Als ich die Verpflegungsstelle Brotterode bei Kilometer 29 etwa gegen
7:25 erreichte wurde es auch so langsam warm. In den Wäldern und auf den
Höhen war es bis dahin gar nicht so sehr warm. So ließ es sich gut
laufen. Ich teilte aber dennoch meine Kräfte ein und beherzigte den Rat,
die Anstiege gehend zu überwinden und es an den Gefällestrecken einfach
rollen zu lassen. Ich dachte darüber nach, ob das wirklich die bessere
Taktik in diesem Gelände ist. Denn schließlich waren es ja in der Summe
etwa 2.150 Höhenmeter, die auf der gesamten Strecke überwunden werden
mussten.

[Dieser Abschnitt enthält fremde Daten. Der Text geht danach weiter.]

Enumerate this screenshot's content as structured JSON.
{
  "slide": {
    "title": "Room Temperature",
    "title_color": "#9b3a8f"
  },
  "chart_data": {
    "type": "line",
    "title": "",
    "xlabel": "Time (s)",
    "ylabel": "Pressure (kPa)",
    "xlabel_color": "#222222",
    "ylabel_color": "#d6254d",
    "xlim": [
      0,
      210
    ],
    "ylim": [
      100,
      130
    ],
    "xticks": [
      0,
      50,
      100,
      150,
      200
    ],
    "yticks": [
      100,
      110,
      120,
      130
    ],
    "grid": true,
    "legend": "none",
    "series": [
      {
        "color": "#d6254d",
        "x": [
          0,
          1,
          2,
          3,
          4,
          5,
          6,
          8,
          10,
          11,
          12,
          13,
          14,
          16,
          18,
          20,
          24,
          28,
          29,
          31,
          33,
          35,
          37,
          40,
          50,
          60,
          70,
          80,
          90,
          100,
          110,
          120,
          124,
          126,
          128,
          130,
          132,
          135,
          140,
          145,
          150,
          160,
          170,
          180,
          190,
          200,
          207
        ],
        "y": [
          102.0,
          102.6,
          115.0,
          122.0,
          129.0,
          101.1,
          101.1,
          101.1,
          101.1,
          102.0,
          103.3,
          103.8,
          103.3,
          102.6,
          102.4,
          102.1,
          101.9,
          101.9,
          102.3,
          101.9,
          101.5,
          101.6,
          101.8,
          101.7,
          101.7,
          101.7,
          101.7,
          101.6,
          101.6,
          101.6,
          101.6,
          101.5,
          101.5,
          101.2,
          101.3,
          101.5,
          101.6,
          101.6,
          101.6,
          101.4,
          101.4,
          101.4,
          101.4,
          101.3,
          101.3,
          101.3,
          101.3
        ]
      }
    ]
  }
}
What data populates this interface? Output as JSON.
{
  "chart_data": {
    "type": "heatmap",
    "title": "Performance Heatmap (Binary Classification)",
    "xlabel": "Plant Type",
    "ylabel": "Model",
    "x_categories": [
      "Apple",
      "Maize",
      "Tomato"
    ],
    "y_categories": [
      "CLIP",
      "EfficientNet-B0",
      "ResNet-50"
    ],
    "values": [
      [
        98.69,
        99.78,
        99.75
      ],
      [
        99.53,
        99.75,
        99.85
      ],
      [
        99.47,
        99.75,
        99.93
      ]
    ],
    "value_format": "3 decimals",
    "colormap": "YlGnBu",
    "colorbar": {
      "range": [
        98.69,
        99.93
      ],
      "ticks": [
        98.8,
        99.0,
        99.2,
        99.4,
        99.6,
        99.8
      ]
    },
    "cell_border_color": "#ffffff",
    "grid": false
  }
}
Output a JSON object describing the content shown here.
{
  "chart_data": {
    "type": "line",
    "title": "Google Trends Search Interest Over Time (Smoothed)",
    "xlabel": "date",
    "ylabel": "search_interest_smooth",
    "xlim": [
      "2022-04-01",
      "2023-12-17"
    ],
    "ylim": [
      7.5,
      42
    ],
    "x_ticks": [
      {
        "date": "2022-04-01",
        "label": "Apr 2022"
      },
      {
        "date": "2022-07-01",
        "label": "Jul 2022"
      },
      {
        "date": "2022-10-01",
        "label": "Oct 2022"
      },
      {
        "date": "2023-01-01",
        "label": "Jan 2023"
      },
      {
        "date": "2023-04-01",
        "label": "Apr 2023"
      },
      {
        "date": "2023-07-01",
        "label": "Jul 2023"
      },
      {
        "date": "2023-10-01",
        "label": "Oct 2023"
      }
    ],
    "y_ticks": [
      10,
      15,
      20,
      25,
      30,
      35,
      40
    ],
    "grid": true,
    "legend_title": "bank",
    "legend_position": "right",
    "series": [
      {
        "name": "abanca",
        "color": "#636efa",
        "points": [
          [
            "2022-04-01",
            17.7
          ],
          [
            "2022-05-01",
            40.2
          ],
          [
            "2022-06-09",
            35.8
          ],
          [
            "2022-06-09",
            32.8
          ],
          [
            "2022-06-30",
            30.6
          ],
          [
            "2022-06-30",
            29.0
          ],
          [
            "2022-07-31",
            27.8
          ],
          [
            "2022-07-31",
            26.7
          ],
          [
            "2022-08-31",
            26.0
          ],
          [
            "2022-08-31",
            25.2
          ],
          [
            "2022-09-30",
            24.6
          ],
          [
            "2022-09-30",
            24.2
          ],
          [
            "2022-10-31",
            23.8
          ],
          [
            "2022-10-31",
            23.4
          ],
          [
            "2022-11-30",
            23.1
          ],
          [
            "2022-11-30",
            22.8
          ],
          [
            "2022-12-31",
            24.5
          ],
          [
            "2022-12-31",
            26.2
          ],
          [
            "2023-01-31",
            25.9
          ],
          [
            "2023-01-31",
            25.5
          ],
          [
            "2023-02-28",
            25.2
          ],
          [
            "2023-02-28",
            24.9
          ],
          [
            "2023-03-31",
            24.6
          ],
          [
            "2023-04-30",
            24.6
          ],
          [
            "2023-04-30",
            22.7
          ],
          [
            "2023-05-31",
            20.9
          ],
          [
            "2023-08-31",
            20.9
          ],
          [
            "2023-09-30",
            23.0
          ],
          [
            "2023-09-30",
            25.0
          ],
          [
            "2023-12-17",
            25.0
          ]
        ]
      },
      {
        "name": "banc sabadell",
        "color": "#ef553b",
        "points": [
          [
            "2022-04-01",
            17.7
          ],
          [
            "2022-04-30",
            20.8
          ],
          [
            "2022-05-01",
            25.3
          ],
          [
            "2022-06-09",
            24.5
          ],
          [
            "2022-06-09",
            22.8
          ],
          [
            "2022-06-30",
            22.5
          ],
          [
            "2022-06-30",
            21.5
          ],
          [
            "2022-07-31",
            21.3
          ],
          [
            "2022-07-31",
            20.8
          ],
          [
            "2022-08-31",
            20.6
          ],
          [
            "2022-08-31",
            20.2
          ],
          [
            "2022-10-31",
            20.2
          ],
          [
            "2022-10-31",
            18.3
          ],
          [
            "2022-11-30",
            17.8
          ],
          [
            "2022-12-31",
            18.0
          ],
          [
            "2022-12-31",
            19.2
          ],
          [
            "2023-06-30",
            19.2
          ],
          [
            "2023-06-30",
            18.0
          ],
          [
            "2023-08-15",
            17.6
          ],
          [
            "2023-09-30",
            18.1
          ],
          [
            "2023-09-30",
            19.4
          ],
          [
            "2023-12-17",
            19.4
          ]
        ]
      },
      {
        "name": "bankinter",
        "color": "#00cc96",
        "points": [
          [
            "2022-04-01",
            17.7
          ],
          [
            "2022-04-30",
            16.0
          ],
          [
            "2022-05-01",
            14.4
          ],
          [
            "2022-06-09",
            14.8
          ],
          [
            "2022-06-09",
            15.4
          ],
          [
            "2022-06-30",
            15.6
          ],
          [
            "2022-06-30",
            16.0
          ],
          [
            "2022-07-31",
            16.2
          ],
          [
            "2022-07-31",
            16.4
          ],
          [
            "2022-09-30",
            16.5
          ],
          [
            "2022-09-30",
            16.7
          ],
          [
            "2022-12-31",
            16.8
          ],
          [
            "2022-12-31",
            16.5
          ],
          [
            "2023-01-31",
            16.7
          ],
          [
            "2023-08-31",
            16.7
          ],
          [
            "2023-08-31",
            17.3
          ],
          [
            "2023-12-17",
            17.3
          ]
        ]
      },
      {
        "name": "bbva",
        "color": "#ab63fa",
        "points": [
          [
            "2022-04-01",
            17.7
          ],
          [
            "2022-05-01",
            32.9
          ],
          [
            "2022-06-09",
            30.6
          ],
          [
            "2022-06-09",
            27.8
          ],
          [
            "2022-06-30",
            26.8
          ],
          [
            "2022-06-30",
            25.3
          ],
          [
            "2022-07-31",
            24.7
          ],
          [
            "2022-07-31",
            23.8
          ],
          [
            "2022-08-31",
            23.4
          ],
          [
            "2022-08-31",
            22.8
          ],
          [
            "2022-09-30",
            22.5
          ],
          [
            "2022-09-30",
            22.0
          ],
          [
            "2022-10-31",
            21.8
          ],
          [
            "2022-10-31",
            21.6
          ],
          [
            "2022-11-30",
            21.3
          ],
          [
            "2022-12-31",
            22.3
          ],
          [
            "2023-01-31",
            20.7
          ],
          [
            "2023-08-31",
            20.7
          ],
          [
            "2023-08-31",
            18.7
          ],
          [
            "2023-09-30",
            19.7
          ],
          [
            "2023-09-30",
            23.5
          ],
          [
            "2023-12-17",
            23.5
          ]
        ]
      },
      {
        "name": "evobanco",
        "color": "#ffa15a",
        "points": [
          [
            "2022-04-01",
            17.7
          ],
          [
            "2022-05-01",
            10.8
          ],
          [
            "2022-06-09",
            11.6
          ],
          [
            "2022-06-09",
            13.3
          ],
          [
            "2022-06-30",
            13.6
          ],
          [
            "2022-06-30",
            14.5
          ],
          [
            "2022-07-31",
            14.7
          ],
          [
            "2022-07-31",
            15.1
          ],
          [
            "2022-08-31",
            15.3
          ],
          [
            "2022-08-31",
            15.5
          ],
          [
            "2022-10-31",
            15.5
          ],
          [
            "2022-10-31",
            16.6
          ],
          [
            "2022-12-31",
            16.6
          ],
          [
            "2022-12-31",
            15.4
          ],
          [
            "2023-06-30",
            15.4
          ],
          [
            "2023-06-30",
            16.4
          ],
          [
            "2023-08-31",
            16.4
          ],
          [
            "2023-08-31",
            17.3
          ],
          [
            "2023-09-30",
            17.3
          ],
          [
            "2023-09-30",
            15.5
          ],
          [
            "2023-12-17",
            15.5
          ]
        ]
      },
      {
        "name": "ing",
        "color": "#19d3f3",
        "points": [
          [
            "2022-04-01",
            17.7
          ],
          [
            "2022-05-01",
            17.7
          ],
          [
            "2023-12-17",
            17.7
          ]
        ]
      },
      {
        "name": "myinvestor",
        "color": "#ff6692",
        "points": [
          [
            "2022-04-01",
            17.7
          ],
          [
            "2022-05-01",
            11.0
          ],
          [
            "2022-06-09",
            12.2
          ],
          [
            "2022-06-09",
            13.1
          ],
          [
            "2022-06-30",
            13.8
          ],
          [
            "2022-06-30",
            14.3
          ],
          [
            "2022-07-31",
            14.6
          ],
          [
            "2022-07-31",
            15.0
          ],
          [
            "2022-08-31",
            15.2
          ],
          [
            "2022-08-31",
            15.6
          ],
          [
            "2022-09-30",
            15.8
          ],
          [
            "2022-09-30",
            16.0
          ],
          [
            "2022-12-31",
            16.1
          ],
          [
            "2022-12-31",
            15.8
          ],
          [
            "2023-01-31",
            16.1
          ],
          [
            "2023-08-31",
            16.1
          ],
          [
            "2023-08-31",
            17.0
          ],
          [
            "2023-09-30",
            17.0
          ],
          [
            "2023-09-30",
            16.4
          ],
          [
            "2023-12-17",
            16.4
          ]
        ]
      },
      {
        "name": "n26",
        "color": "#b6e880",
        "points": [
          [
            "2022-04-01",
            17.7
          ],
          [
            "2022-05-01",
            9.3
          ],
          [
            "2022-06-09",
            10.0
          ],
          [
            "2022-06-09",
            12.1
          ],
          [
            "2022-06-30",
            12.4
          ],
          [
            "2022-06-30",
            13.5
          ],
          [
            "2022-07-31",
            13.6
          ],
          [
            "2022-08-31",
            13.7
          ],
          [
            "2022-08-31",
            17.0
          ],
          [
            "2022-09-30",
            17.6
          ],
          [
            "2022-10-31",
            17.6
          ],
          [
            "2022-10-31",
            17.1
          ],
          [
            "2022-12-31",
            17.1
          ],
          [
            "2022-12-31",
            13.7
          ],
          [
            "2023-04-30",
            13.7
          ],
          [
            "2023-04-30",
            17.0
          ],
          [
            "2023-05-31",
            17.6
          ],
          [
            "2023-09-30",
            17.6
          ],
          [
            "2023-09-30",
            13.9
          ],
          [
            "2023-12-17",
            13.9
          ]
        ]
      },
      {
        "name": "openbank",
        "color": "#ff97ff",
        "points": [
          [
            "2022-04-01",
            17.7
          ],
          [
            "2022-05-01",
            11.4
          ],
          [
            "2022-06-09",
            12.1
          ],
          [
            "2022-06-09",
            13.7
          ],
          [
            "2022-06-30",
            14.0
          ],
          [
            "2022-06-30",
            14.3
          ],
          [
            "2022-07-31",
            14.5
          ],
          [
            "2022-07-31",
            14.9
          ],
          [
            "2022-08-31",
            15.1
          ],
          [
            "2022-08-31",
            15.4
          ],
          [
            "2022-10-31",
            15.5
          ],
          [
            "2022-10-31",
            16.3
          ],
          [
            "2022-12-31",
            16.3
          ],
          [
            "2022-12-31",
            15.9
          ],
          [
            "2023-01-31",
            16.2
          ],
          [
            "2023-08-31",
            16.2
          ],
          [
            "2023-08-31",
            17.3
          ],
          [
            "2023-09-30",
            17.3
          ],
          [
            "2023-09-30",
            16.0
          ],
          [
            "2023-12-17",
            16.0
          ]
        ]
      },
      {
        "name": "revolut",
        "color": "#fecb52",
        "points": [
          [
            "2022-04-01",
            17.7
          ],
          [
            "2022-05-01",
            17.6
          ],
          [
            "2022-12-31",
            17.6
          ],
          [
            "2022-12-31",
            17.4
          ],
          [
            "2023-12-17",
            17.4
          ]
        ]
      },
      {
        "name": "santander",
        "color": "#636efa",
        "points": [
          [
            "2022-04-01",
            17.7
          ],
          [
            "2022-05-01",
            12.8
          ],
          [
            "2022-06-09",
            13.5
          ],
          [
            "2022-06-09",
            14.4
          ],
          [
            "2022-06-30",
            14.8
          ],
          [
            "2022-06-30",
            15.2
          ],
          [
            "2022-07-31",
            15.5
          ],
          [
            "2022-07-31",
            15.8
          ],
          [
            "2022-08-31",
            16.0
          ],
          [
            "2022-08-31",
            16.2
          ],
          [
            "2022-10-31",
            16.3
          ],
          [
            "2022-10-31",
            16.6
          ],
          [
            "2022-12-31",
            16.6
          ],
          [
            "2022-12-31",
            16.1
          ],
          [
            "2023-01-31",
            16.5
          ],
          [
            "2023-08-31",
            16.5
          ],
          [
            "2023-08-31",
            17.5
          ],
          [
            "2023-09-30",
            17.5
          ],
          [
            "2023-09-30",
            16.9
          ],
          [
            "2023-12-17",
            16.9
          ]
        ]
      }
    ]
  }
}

Und die steigenden Temperaturen bereiteten mir zunehmend Sorge.
Es ist schon ein Phänomen: Unterwegs überholt man immer wieder die
gleichen Läuferinnen und Läufer. Wenig später wird man selbst wieder von
den gleichen Läuferinnen und Läufern eingeholt. So kam ich mit Ines
Melzer aus Jessen (Kreis Wittenberg) ins Gespräch. Wir liefen in etwa
das gleiche Tempo. Kurz hinter dem Weinberg (583 m ü.N.N.) bei Trusetal
führte uns die Route auf einen asphaltierten Weg Richtung
Kleinschmalkalden. Der Weg schmiegt sich sanft in die Landschaft. Leicht
abschüssig beschleunigte er unsere Schritte.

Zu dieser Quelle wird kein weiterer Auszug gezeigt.